Looking at the chart below, we can see that Zumiez has traded at an average earnings multiple of ~15.9 over the past ten years, normally suggesting that the stock has become undervalued at a share price of $21.10 (12.5x forward earnings). The problem is that this earnings multiple is not nearly conservative enough for the current market environment, which is arguably nothing like the past ten years, with the potential for a very hard landing as the Federal Reserve raises rates aggressively into a slowdown. So, based on what I believe to be a more conservative earnings multiple of 12.7 (20% discount to 10-year average) and FY2023 earnings estimates ($1.69), the stock has limited upside.

Zumiez - Historical Earnings Multiple

Zumiez – Historical Earnings Multiple (FASTGraphs.com)

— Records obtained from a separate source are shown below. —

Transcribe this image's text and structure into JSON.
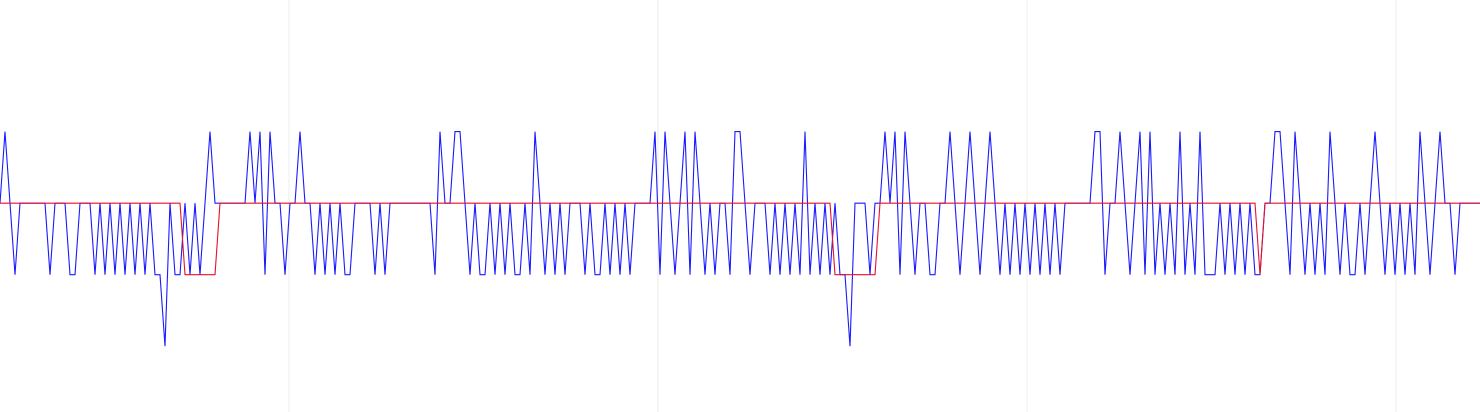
{
  "chart_data": {
    "type": "line",
    "xlim": [
      0,
      296
    ],
    "ylim": [
      -2.92,
      2.84
    ],
    "xticks": [
      57.8,
      131.6,
      205.4,
      279.2
    ],
    "grid": true,
    "x": null,
    "series": [
      {
        "color": "#1a1aff",
        "values": [
          0,
          1,
          0,
          -1,
          0,
          0,
          0,
          0,
          0,
          0,
          -1,
          0,
          0,
          0,
          -1,
          -1,
          0,
          0,
          0,
          -1,
          0,
          -1,
          0,
          -1,
          0,
          -1,
          0,
          -1,
          0,
          -1,
          0,
          -1,
          -1,
          -2,
          0,
          -1,
          -1,
          0,
          -1,
          0,
          -1,
          0,
          1,
          0,
          0,
          0,
          0,
          0,
          0,
          0,
          1,
          0,
          1,
          -1,
          1,
          0,
          0,
          -1,
          0,
          0,
          1,
          0,
          0,
          -1,
          0,
          -1,
          0,
          -1,
          0,
          -1,
          -1,
          0,
          0,
          0,
          0,
          -1,
          0,
          -1,
          0,
          0,
          0,
          0,
          0,
          0,
          0,
          0,
          0,
          -1,
          1,
          0,
          0,
          1,
          1,
          0,
          -1,
          0,
          -1,
          -1,
          0,
          -1,
          0,
          -1,
          0,
          -1,
          -1,
          0,
          -1,
          1,
          0,
          -1,
          0,
          -1,
          0,
          -1,
          0,
          0,
          0,
          -1,
          0,
          -1,
          -1,
          0,
          -1,
          0,
          -1,
          0,
          -1,
          0,
          0,
          0,
          0,
          1,
          -1,
          1,
          0,
          -1,
          0,
          1,
          -1,
          1,
          0,
          -1,
          0,
          -1,
          0,
          0,
          -1,
          1,
          1,
          0,
          -1,
          0,
          0,
          0,
          -1,
          0,
          -1,
          0,
          -1,
          0,
          -1,
          1,
          -1,
          0,
          -1,
          0,
          -1,
          0,
          -1,
          -1,
          -2,
          0,
          0,
          0,
          -1,
          0,
          0,
          1,
          0,
          1,
          -1,
          1,
          0,
          -1,
          0,
          0,
          -1,
          -1,
          0,
          0,
          1,
          0,
          -1,
          0,
          1,
          0,
          -1,
          0,
          1,
          0,
          -1,
          0,
          -1,
          0,
          -1,
          0,
          -1,
          0,
          -1,
          0,
          -1,
          0,
          -1,
          0,
          0,
          0,
          0,
          0,
          0,
          1,
          1,
          -1,
          0,
          0,
          1,
          0,
          -1,
          0,
          1,
          -1,
          1,
          -1,
          0,
          -1,
          0,
          -1,
          1,
          -1,
          0,
          -1,
          1,
          -1,
          -1,
          -1,
          0,
          -1,
          0,
          -1,
          0,
          -1,
          0,
          -1,
          -1,
          0,
          0,
          1,
          1,
          0,
          -1,
          1,
          0,
          -1,
          0,
          -1,
          0,
          -1,
          1,
          0,
          -1,
          0,
          -1,
          -1,
          0,
          -1,
          0,
          1,
          0,
          -1,
          0,
          -1,
          0,
          -1,
          0,
          -1,
          1,
          0,
          -1,
          0,
          1,
          0,
          0,
          -1,
          0,
          0,
          0,
          0,
          0
        ]
      },
      {
        "color": "#e8102a",
        "values": [
          0,
          0,
          0,
          0,
          0,
          0,
          0,
          0,
          0,
          0,
          0,
          0,
          0,
          0,
          0,
          0,
          0,
          0,
          0,
          0,
          0,
          0,
          0,
          0,
          0,
          0,
          0,
          0,
          0,
          0,
          0,
          0,
          0,
          0,
          0,
          0,
          0,
          -1,
          -1,
          -1,
          -1,
          -1,
          -1,
          -1,
          0,
          0,
          0,
          0,
          0,
          0,
          0,
          0,
          0,
          0,
          0,
          0,
          0,
          0,
          0,
          0,
          0,
          0,
          0,
          0,
          0,
          0,
          0,
          0,
          0,
          0,
          0,
          0,
          0,
          0,
          0,
          0,
          0,
          0,
          0,
          0,
          0,
          0,
          0,
          0,
          0,
          0,
          0,
          0,
          0,
          0,
          0,
          0,
          0,
          0,
          0,
          0,
          0,
          0,
          0,
          0,
          0,
          0,
          0,
          0,
          0,
          0,
          0,
          0,
          0,
          0,
          0,
          0,
          0,
          0,
          0,
          0,
          0,
          0,
          0,
          0,
          0,
          0,
          0,
          0,
          0,
          0,
          0,
          0,
          0,
          0,
          0,
          0,
          0,
          0,
          0,
          0,
          0,
          0,
          0,
          0,
          0,
          0,
          0,
          0,
          0,
          0,
          0,
          0,
          0,
          0,
          0,
          0,
          0,
          0,
          0,
          0,
          0,
          0,
          0,
          0,
          0,
          0,
          0,
          0,
          0,
          0,
          0,
          -1,
          -1,
          -1,
          -1,
          -1,
          -1,
          -1,
          -1,
          -1,
          0,
          0,
          0,
          0,
          0,
          0,
          0,
          0,
          0,
          0,
          0,
          0,
          0,
          0,
          0,
          0,
          0,
          0,
          0,
          0,
          0,
          0,
          0,
          0,
          0,
          0,
          0,
          0,
          0,
          0,
          0,
          0,
          0,
          0,
          0,
          0,
          0,
          0,
          0,
          0,
          0,
          0,
          0,
          0,
          0,
          0,
          0,
          0,
          0,
          0,
          0,
          0,
          0,
          0,
          0,
          0,
          0,
          0,
          0,
          0,
          0,
          0,
          0,
          0,
          0,
          0,
          0,
          0,
          0,
          0,
          0,
          0,
          0,
          0,
          0,
          0,
          -1,
          0,
          0,
          0,
          0,
          0,
          0,
          0,
          0,
          0,
          0,
          0,
          0,
          0,
          0,
          0,
          0,
          0,
          0,
          0,
          0,
          0,
          0,
          0,
          0,
          0,
          0,
          0,
          0,
          0,
          0,
          0,
          0,
          0,
          0,
          0,
          0,
          0,
          0,
          0,
          0,
          0,
          0,
          0,
          0
        ]
      }
    ]
  }
}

The good news is that if estimates are correct and annual EPS will improve considerably in FY2024 as margins increase, the stock has an upside case closer to $30.00 per share (12.7x FY2024 earnings estimates of $2.34). In addition, if the company can be more opportunistic with future share buybacks and continue to see unit growth, this FY2024 estimate of $2.34 in annual EPS might be far too conservative. That said, I prefer a significant margin of safety when buying small-cap stocks, and with ZUMZ trading at only a slight discount to conservative fair value ($21.50 based on FY2023 earnings), I don’t see any way to justify rushing into the stock here.

ZUMZ Daily Chart

ZUMZ Daily Chart (TC2000.com)

If we look at the technical picture, it corroborates this view, with ZUMZ’s having a reward/risk ratio that’s not nearly favorable enough to justify starting a new position. This is because the stock has resistance at $28.90 and no strong support until $14.30, placing it in the middle of its support/resistance range. Given this setup, the stock would only become interesting if it declined below $15.00 within 5% of support, and any sharp rallies in the stock above $26.00 should present profit-taking opportunities.

Summary

Zumiez has had a rough year with significant revenue and earnings per share declines, exacerbated by the very difficult year-over-year comps. Unfortunately, the company’s opportunity to buy back a significant portion of its stock at depressed levels was missed, given that the company did a massive amount of buying at a much less favorable price of $40.00 per share. The good news is that Zumiez should have no trouble surviving, unlike weaker retailers, given its strong balance sheet and long history.

That said, I don’t see nearly enough margin of safety yet, and the macro backdrop remains very challenging, which favors owning names with a less discretionary tilt in the retail space. One name that looks much better positioned is BJ’s Wholesale (BJ), which is seeing accelerating unit growth but gaining market share as consumers look to save on gas/grocery due to rising prices. So, if I were looking to add exposure to the Retail Sector, I see BJ’s Wholesale as the much better option, and I’d only become interested in Zumiez stock below $15.00 near multi-year support.